Angela Loavenbruck, Ed.D.
We all know the story of the blind men and the elephant. There are many versions of the story, and different religions have used it to illustrate various concepts. The basics are the same. An elephant comes into a village and some number of blind men decide they want to know what an elephant is like.
Each man touches a different part of the elephant and, based on whatever they have touched, decide what an elephant is. In some versions of the story, the men put their various stories together and reach some kind of harmonious idea of what an elephant is really like. In some versions, however, they come to blows over their various notions and some wiser (or crabbier) person has to set them straight.
The report issued by PCAST (President’s Council of Advisors on Science and Technology) along with a number of other ongoing discussions about the future of audiology and of the hearing aid industry has made me feel that a variation of the elephant parable is a good analogy for current efforts to examine the hearing health care delivery system.
Crowded Playing Field
Who are the blind men in this instance?
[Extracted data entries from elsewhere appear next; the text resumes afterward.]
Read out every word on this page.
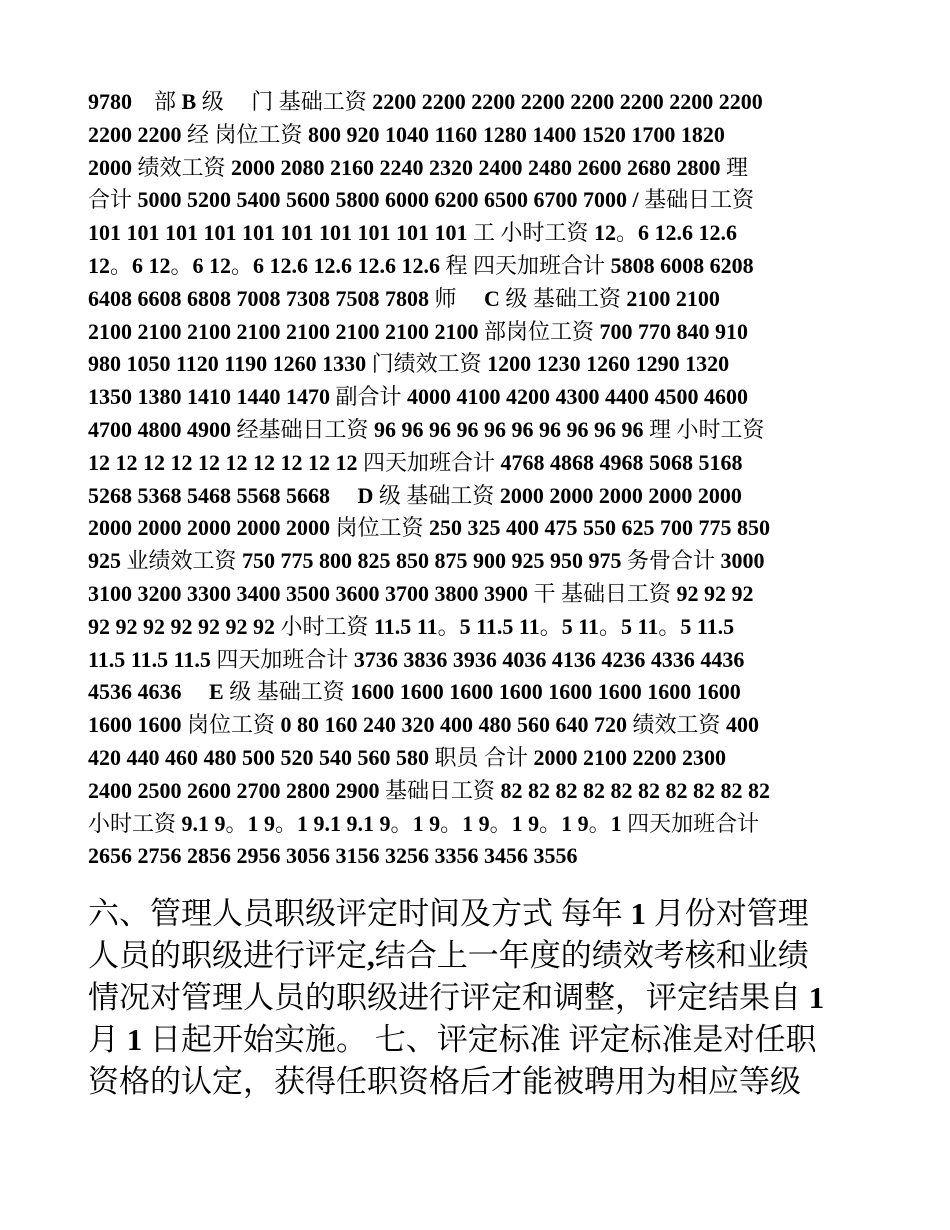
9780　部 B 级　 门 基础工资 2200 2200 2200 2200 2200 2200 2200 2200
2200 2200 经 岗位工资 800 920 1040 1160 1280 1400 1520 1700 1820
2000 绩效工资 2000 2080 2160 2240 2320 2400 2480 2600 2680 2800 理
合计 5000 5200 5400 5600 5800 6000 6200 6500 6700 7000 / 基础日工资
101 101 101 101 101 101 101 101 101 101 工 小时工资 12。6 12.6 12.6
12。6 12。6 12。6 12.6 12.6 12.6 12.6 程 四天加班合计 5808 6008 6208
6408 6608 6808 7008 7308 7508 7808 师　 C 级 基础工资 2100 2100
2100 2100 2100 2100 2100 2100 2100 2100 部岗位工资 700 770 840 910
980 1050 1120 1190 1260 1330 门绩效工资 1200 1230 1260 1290 1320
1350 1380 1410 1440 1470 副合计 4000 4100 4200 4300 4400 4500 4600
4700 4800 4900 经基础日工资 96 96 96 96 96 96 96 96 96 96 理 小时工资
12 12 12 12 12 12 12 12 12 12 四天加班合计 4768 4868 4968 5068 5168
5268 5368 5468 5568 5668　 D 级 基础工资 2000 2000 2000 2000 2000
2000 2000 2000 2000 2000 岗位工资 250 325 400 475 550 625 700 775 850
925 业绩效工资 750 775 800 825 850 875 900 925 950 975 务骨合计 3000
3100 3200 3300 3400 3500 3600 3700 3800 3900 干 基础日工资 92 92 92
92 92 92 92 92 92 92 小时工资 11.5 11。5 11.5 11。5 11。5 11。5 11.5
11.5 11.5 11.5 四天加班合计 3736 3836 3936 4036 4136 4236 4336 4436
4536 4636　 E 级 基础工资 1600 1600 1600 1600 1600 1600 1600 1600
1600 1600 岗位工资 0 80 160 240 320 400 480 560 640 720 绩效工资 400
420 440 460 480 500 520 540 560 580 职员 合计 2000 2100 2200 2300
2400 2500 2600 2700 2800 2900 基础日工资 82 82 82 82 82 82 82 82 82 82
小时工资 9.1 9。1 9。1 9.1 9.1 9。1 9。1 9。1 9。1 9。1 四天加班合计
2656 2756 2856 2956 3056 3156 3256 3356 3456 3556
六、管理人员职级评定时间及方式 每年 1 月份对管理
人员的职级进行评定,结合上一年度的绩效考核和业绩
情况对管理人员的职级进行评定和调整，评定结果自 1
月 1 日起开始实施。 七、评定标准 评定标准是对任职
资格的认定，获得任职资格后才能被聘用为相应等级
In no particular order, they are audiologists, hearing aid manufacturers, PSAP manufacturers (and those who want to join their ranks), government officials responsible for policies, laws and regulations, professional organizations, consumer organizations, and of course, consumers themselves.
I’m not sure there the elephant has enough parts to accommodate this crowded field of interested parties. As a professional, I’m pretty sure both we and the individuals we serve will be better off if we avoid the coming to blows solution.
Sum of the Parts Does Not Equal the Whole
In the Elephant Parable, each participant examines just one part of the elephant and decides what the elephant resembles based on that part. In the revised parable, I think each participant is actually flitting around the elephant, gathering some incomplete data about each part, building a faulty elephant and recommending solutions based on the faulty compilation.
PCAST decided that the problem of untreated hearing loss could pretty much be solved by allowing an unregulated category of devices to be sold cheaply over the counter. The devices would only be for “mild to moderate hearing loss” and only those mild to moderate hearing losses that were age-related.
The people with these hearing losses – which actually represent a wide range of possible configurations and function – are assumed capable of self-diagnosis, self-fitting and self-managing the problem. And, oh yes, the test by which they self-diagnose should be available OTC too. Bone conduction testing anyone?
The Eyes Don’t Have It
The PCAST report compares vision treatment to hearing treatment, noting that patients can buy over the counter vision “enhancement” and are trusted to seek medical care for sudden unusual visual events. The committee members did not get the message that the vision-hearing analogy is not appropriate.
The assumption that all mild to moderate hearing losses represent “simple” problems requiring no professional intervention, while hearing losses beyond this arbitrary line in the cochlea require professional help, represents an enormous lack of understanding about the nature of hearing loss.
The most astonishing claim made by PCAST is equating hearing aids and “consumer electronics” and the statement that “an inherent failure of the product does not provide an increased health risk to the user.” This statement is in total contradiction to PCAST’s acknowledgement that untreated hearing loss impairs the physical and cognitive health of millions of older adults.
PCAST accepted wholemeal the largely untested claims of the PSAP and Consumer Electronics manufacturers who stand to profit most from the lax regulatory measures.
It’s the Money
PCAST frames the debate as one that is almost solely decided by the device. Professional services are reserved for some arbitrary notion of hearing loss complexity defined by a line somewhere on the audiogram. So the committee patted around the elephant and created an animal that looks more like a mythical elephant.
For PCAST’s animal, good hearing is something older people with mild to moderate hearing loss only need to have occasionally during the day – perhaps when they want to hear the TV without harming the hearing of a companion, or in a noisy restaurant, where magically an inexpensive PSAP will accomplish what sophisticated hearing aids still struggle to do. The rest of the day, people can just shout, or the person can get along without hearing.
What Did PCAST Miss?
For one thing, hearing is not just for speech, and occasional speech at that. My observation of many of patients – whether they are old, not so old, really old – is that gradually worsening hearing loss leaves them in an ever expanding silence bubble. They miss all kinds of auditory events that occur outside that bubble.
Our worlds are full of non-speech sounds that give us subtle information all day about where we are in our space. Is something or someone behind us, off to the side, coming from another room? Has the doorbell rung, or the microwave pinged? Is the cellphone ringing? Is someone walking up behind us? Not hearing those sounds leaves uncertainty and imbalance and some measure of unsafeness.
We know that language is impoverished when children with hearing loss fail to hear the richness and subtlety of the auditory world around them – when they hear only the language that is directed to them. What does years of that kind of deprivation do to the aging auditory brain. We routinely counsel our patients to wear their aids from morning to night. It is abundantly clear that the best hearing aids are the ones that are worn comfortably and consistently. Where is the evidence that years of occasional use of a PSAP will do anything more than enrich the members of the Consumer Electronics Association.